SATIRA

Lenny Bruce
Come parlare sporco e influenzare la gente

"Per me è diventata una mania ormai, quella di spuntarla e rivendicare i miei diritti (non tanto per vendicarmi) e ho la casa piena di registrazioni, verbali, ritagli, copie fotostatiche.
Giorni fa, la mia figlioletta di otto anni Kitty, avendo io, per scherzo, messo in dubbio una sua affermazione, mi ha detto: "Papà, mi crederesti, però se l'avessi registrato."

Un comico che in certi anni è stato un vero mito e ha smascherato ogni luogo comune perbenista, ogni atteggiamento conformista, insomma un vero dissacratore. Un comico che oggi svolge un ruolo affine è, in Italia, Daniele Luttazzi e non è un caso che abbia scritto la presentazione del volume, introducendo il personaggio e il tipo di comicità che, negli anni Cinquanta quando nasce, negli Usa viene definita "malata". Viene anche fornita una piccola storia, suddivisa in voci, dei luoghi e dei termini che poi troveremo nel volume di Bruce.
Scandalizzare: ecco è lo scopo di questo comico. Denunciare anche l'autocompiacimento di tutti quei progressisti che, all'interno di una società come quella americana, avida e superficiale, si sentono perfetti nella frenesia del "politicamente corretto" in ogni ambito della vita. Anche la religione viene spesso irrisa, perché ipocrita oppure talmente frustrante da condizionare l'equilibrio di chi era stato educato ad osservare le regole della rigida morale protestante. Antimilitarista, come erano tanti giovani negli anni Sessanta e Settanta, Bruce deride i miti della forza fisica, del potere e dell'autorità su cui si basava l'immagine internazionale del soldato americano (prima della bruciante sconfitta in Vietnam) e nello stesso tempo antifamilista perché all'interno della famiglia e dei suoi rapporti vede appunto l'insorgere di tutto il malessere psicologico che è stato la causa fondamentale delle tensioni autodistruttive dei suoi coetanei. Per questo il linguaggio gergale, spesso anche scurrile, in ogni caso "scandaloso" diventa un'esigenza irrinunciabile per chi usa la parola per far ridere, ma anche per servirsene come una spada o una pistola.
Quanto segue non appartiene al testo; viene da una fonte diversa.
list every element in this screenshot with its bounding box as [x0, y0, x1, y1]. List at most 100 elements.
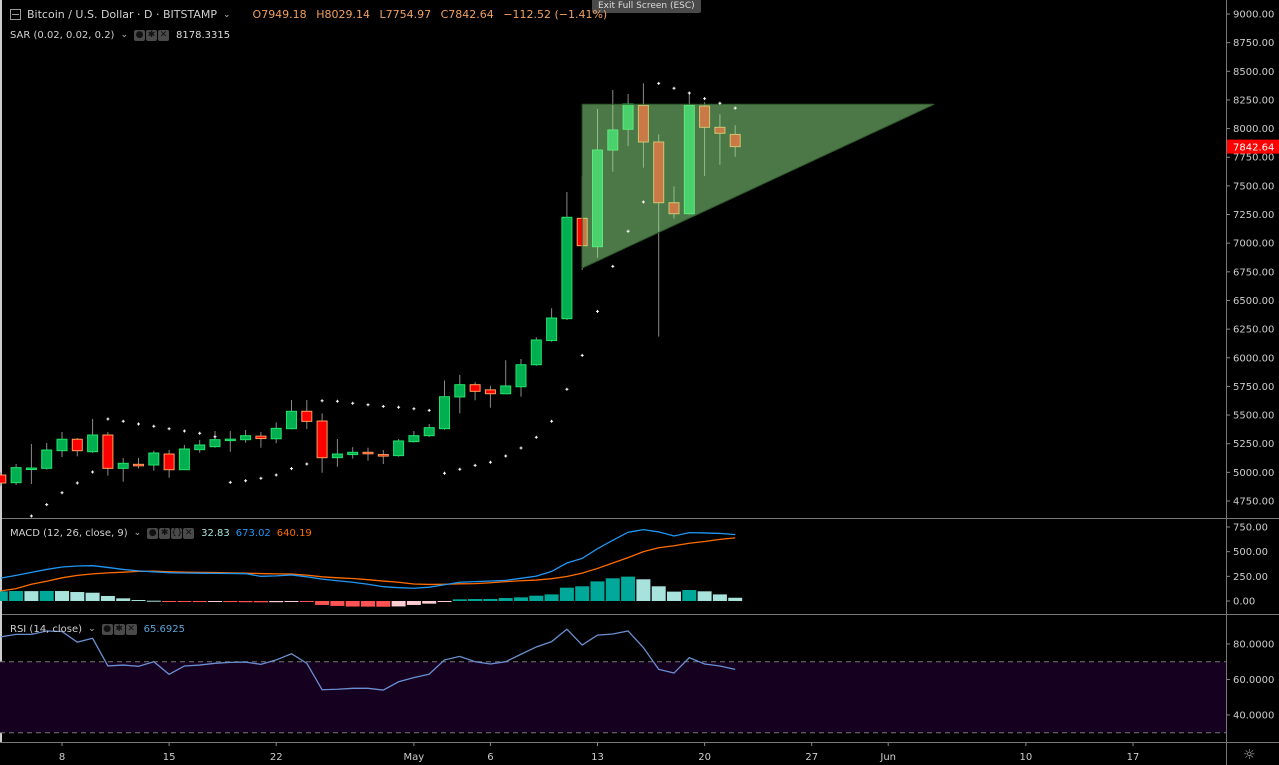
- macd-signal-line: [0, 537, 736, 592]
- macd-histogram-bar: [162, 601, 177, 602]
- eye-icon[interactable]: ●: [134, 30, 145, 41]
- open-value: O7949.18: [252, 8, 307, 21]
- sar-dot: [259, 476, 263, 480]
- candle-down: [484, 389, 496, 395]
- symbol-title[interactable]: Bitcoin / U.S. Dollar · D · BITSTAMP: [27, 8, 217, 21]
- macd-histogram-bar: [544, 594, 559, 601]
- change-value: −112.52 (−1.41%): [503, 8, 608, 21]
- candle-up: [270, 427, 282, 440]
- close-icon[interactable]: ✕: [125, 624, 137, 635]
- left-edge: [0, 0, 2, 742]
- sar-dot: [596, 309, 599, 313]
- macd-histogram-bar: [253, 601, 268, 603]
- sar-dot: [213, 435, 217, 439]
- rsi-tick-label: 40.0000: [1233, 710, 1274, 721]
- chevron-down-icon[interactable]: ⌄: [222, 9, 231, 20]
- eye-icon[interactable]: ●: [147, 528, 159, 539]
- candle-up: [561, 216, 573, 320]
- candle-down: [316, 420, 328, 459]
- price-tick-label: 9000.00: [1233, 10, 1274, 21]
- macd-histogram-bar: [529, 595, 544, 601]
- sar-dot: [580, 353, 584, 357]
- macd-histogram-bar: [712, 594, 727, 601]
- candle-up: [224, 438, 236, 442]
- close-icon[interactable]: ✕: [158, 30, 169, 41]
- price-tick-label: 6250.00: [1233, 325, 1274, 336]
- sar-dot: [91, 470, 95, 474]
- sar-dot: [488, 460, 492, 464]
- price-tick-label: 8750.00: [1233, 38, 1274, 49]
- macd-histogram-bar: [238, 601, 253, 603]
- sar-dot: [519, 446, 523, 450]
- sar-dot: [106, 417, 110, 421]
- macd-histogram-bar: [100, 595, 115, 601]
- macd-tick-label: 750.00: [1233, 523, 1268, 534]
- macd-legend: MACD (12, 26, close, 9) ⌄ ● ✱{} ✕ 32.83 67…: [10, 527, 312, 539]
- macd-histogram-bar: [667, 591, 681, 601]
- candle-down: [0, 474, 7, 484]
- time-tick-label: 15: [163, 752, 176, 763]
- eye-icon[interactable]: ●: [101, 624, 113, 635]
- sar-label[interactable]: SAR (0.02, 0.02, 0.2): [10, 29, 115, 41]
- candle-down: [255, 435, 267, 440]
- macd-histogram-bar: [605, 578, 620, 601]
- macd-tick-label: 500.00: [1233, 547, 1268, 558]
- macd-histogram-bar: [376, 601, 391, 607]
- sar-dot: [381, 404, 385, 408]
- candle-up: [500, 385, 512, 395]
- macd-line-value: 673.02: [235, 527, 271, 539]
- candle-up: [423, 427, 435, 437]
- macd-histogram-bar: [483, 598, 498, 601]
- source-code-icon[interactable]: {}: [171, 528, 183, 539]
- gear-icon[interactable]: ✱: [159, 528, 171, 539]
- low-value: L7754.97: [379, 8, 432, 21]
- time-tick-label: 20: [698, 752, 711, 763]
- chart-settings-gear-icon[interactable]: ☼: [1243, 747, 1256, 763]
- rsi-label[interactable]: RSI (14, close): [10, 623, 83, 635]
- candle-up: [10, 467, 22, 484]
- close-icon[interactable]: ✕: [183, 528, 195, 539]
- macd-histogram-bar: [406, 601, 421, 605]
- macd-label[interactable]: MACD (12, 26, close, 9): [10, 527, 128, 539]
- sar-dot: [458, 467, 462, 471]
- sar-dot: [641, 200, 645, 204]
- macd-histogram-bar: [284, 601, 299, 602]
- sar-dot: [167, 427, 171, 431]
- macd-histogram-bar: [422, 601, 437, 604]
- gear-icon[interactable]: ✱: [146, 30, 157, 41]
- price-tick-label: 7500.00: [1233, 181, 1274, 192]
- sar-dot: [228, 480, 232, 484]
- chevron-down-icon[interactable]: ⌄: [88, 624, 96, 634]
- sar-dot: [244, 479, 248, 483]
- gear-icon[interactable]: ✱: [113, 624, 125, 635]
- macd-histogram-bar: [146, 600, 161, 602]
- price-tick-label: 5500.00: [1233, 411, 1274, 422]
- macd-histogram-bar: [131, 600, 146, 602]
- macd-hist-value: 32.83: [201, 527, 230, 539]
- macd-histogram-bar: [269, 601, 284, 603]
- macd-histogram-bar: [85, 592, 100, 601]
- triangle-pattern-drawing[interactable]: [581, 103, 935, 269]
- chevron-down-icon[interactable]: ⌄: [120, 30, 128, 40]
- sar-dot: [305, 462, 309, 466]
- candle-down: [377, 454, 389, 457]
- rsi-tick-label: 80.0000: [1233, 639, 1274, 650]
- macd-histogram-bar: [468, 599, 483, 601]
- last-price-marker: [1227, 139, 1279, 154]
- main-legend: Bitcoin / U.S. Dollar · D · BITSTAMP ⌄ O…: [10, 8, 613, 21]
- chevron-down-icon[interactable]: ⌄: [133, 528, 142, 538]
- sar-dot: [366, 403, 370, 407]
- candle-down: [133, 463, 144, 467]
- candle-up: [286, 410, 297, 430]
- price-tick-label: 4750.00: [1233, 497, 1274, 508]
- price-tick-label: 7750.00: [1233, 153, 1274, 164]
- candle-up: [454, 384, 466, 398]
- sar-dot: [60, 491, 64, 495]
- macd-histogram-bar: [9, 591, 24, 601]
- sar-dot: [565, 387, 569, 391]
- collapse-icon[interactable]: [10, 9, 21, 20]
- sar-dot: [29, 514, 33, 518]
- candle-up: [393, 440, 405, 457]
- macd-histogram-bar: [330, 601, 345, 606]
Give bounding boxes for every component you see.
Come parlare sporco e influenzare la gente di Lenny Bruce
Titolo originale: How To Talk Dirty And Influence People
Traduzione di: Pier Francesco Paolini
Presentazione di Daniele Luttazzi
V-XIV, 263 pag., Edizioni Bompiani (I Lemuri n.425)
ISBN 88-452-4982-4

Le prime righe

1.

I filippini se ne vengono subito; gli uomini di colore hanno una costituzione fisica abnorme ("Il loro uccello sembra il braccio d'un bambino che stringe in pugno una mela"); le donne coi capelli corti sono lesbiche; se non vuoi che il tuo uomo ti pianti, strofinati un po' d'allume sulla passera.
Di questo tipo erano le nozioni di erotismo popolare che ogni giorno a mia madre impartiva la signora Janesky, una vedova di mezz'età nostra dirimpettaia nel vicolo, la quale peraltro riceveva ogni mese, per posta, in anonime buste con su marcato "personale", i libri sessualmente educativi intitolati Una sana vita sessuale, Ovidio dio dell'amore, Come rendere il tuo partner più affiatato.
Dapprincipio costei si teneva sul didattico pedante, facendo largo uso di asettici termini medici, ma dopo una decina di minuti franava nel triviale e nell'arrapato. Poi parlavano anche di me, che me ne stavo sotto il lavandino, intento a scorticare il linoleum e a sognare a occhi aperti, contemplando l'Affare Privato della zia Mema attorniato dalla sua vigile coorte di boccette e flaconi per l'intima igiene.
Data la mia tenera età, non ne sapevo niente di irrigazioni vaginali. Per me l'unica differenza fra uomini e donne era che le donne avevano sempre malditesta e odiavano i fischietti e le scacciacani; e che gli uomini odiavano le donne: cioè quelle con cui erano sposati.

© 2002 RCS Libri


L'autore

Lenny Bruce fu comico di cabaret di origine ebraica. Cinico e provocatore, ebbe un grande successo negli Stati Uniti a partire dagli anni '50. Perseguitato dalle autorità, morì di droga a quarant'anni nel 1966.